Hope High School and the Creative Action Team School still have on-site classes, Hart said.
“I am grateful next week is Thanksgiving, but I am also apprehensive that next week is Thanksgiving,” he said. “I am nervous about what it will look like, not just in our school district, but in our county and in the region.”
Hart said he feels like people in the Hope community “have grown weary” from adhering to safety precautions.
“They have gotten tired and let their guards down,” he said, adding that he is even more concerned as the weather grows colder and more activities move indoors.
“Basketball season has me petrified,” Hart said. “Every home basketball game or road basketball game has the potential to be a super-spreader event.”
Benton Junior High, part of Benton School District, shifted to off-site learning Tuesday until Nov. 30, “due to covid-19 exposure,” the district announced on its website.
Because of an increase in cases, Stuttgart High School pivoted to remote learning Tuesday and today. Custodial workers are using the two days of off-site learning to disinfect the school, Rick Gales, Stuttgart School District superintendent, said in a note to parents.
The entire Fordyce School District shifted off-campus for the rest of this week until the Monday after Thanksgiving because of rising cases, Superintendent Judy Hubbell said in a note posted on the district’s Facebook page.
Fordyce’s seventh-grade and junior high basketball teams have “all been quarantined due to covid issues,” Hubbell said, adding that several other students in different buildings have tested positive.
“The number of students and staff impacted is such that we do not feel we can effectively and safely conduct face-to-face learning,” the superintendent said.
Booneville Junior High in the Booneville School District shifted to off-site learning Tuesday through the Thanksgiving holiday “due to a high number of staff members who are required to quarantine due to contact tracing as well as a lack of substitutes available to fill the positions,” the district said on its website.
The district said all athletic events would be held as scheduled.
Brookland Elementary is moving to virtual-only learning today through the end of the week, Brookland Public Schools announced on Facebook. The district said the decision was made “due to the rapid increase in the number of quarantined staff and students.”
Seventh graders attending White Hall Middle School and third, fourth, and fifth graders at Hardin Elementary, both in the White Hall School District, will pivot to virtual instruction Thursday, returning to campus Nov. 30, the district announced on Facebook.
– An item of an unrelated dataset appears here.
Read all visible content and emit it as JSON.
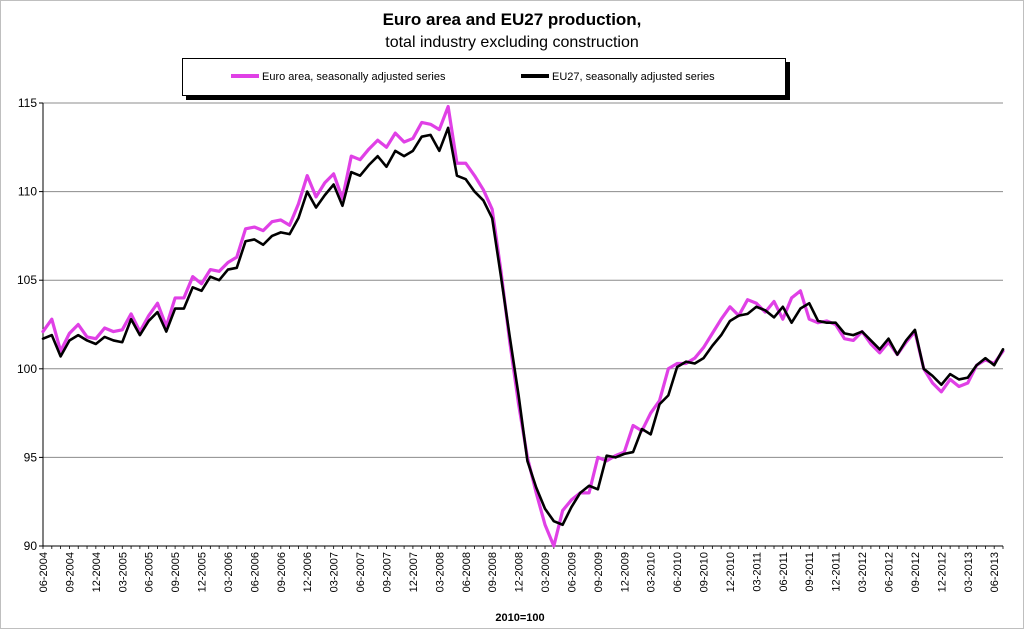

Julia Lee Moore Elementary, part of the Conway district, closed for face-to-face learning Tuesday until Nov. 30 after “an increase in the number of covid cases and students and staff who have to be quarantined as a result of exposure,” the school said in a Facebook post.
“We ask for your support and cooperation as we make this decision in the best interest of our staff and our students,” the post said. “Please help us by limiting your students’ group interactions and activities outside of school.”